DOES BANK LIQUIDITY RISK LEAD TO BANK’S OPERATIONAL EFFICIENCY? A STUDY IN VIETNAM
DOI:
https://doi.org/10.47654/v25y2021i4p46-88Keywords:
liquidity risk, commercial banks, Vietnam, total assets, Credit to mobilized capital, Equity to total assets ratio, Return on Total Assets, Return on Equity, Net Profit MarginAbstract
This paper studies the factors affecting liquidity risk and examines the impact of liquidity risk on the operational efficiency of commercial banks in Vietnam in the period from 2010 to 2020. We find that the bank's liquidity risk measured by the difference between credit and mobilized capital on total assets, credit to mobilized capital, and equity to total assets ratio is mainly influenced by banks’ both internal and macro variables but internal variables are more important.
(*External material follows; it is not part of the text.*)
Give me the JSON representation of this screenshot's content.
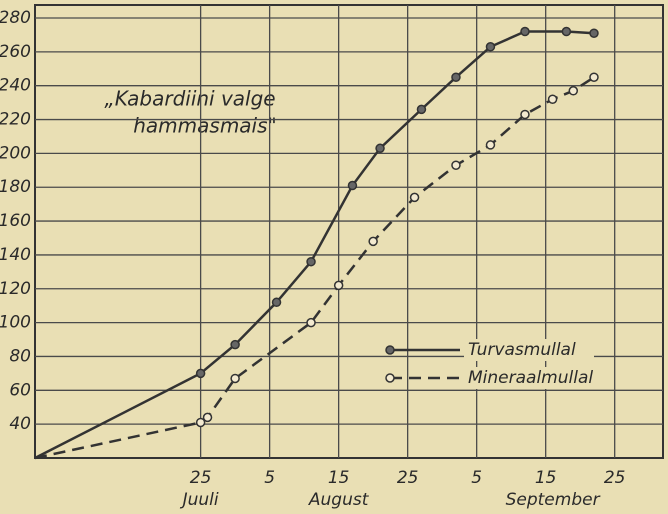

At the same time, the performance of Vietnamese commercial banks is presented by using return on total assets, return on equity, and net profit margin. We also find that rising income from interest increases liquidity risk, suggesting that banks with growth in credit activities tend to increase liquidity risk. If there is an unexpected shock, the bank will fall into a liquidity shortage and increase liquidity risk. In general, if the risk of rising inflation is forecasted, Government will impose policies to control the money supply and inflation and require commercial banks to control liquidity and ensure banking activities strictly. In addition, we find that liquidity risk could have the opposite effect. All the above findings are our contributions to the literature. Our findings are useful in making recommendations for banks in creating strategies to improve operational efficiency towards the sustainable development of banks.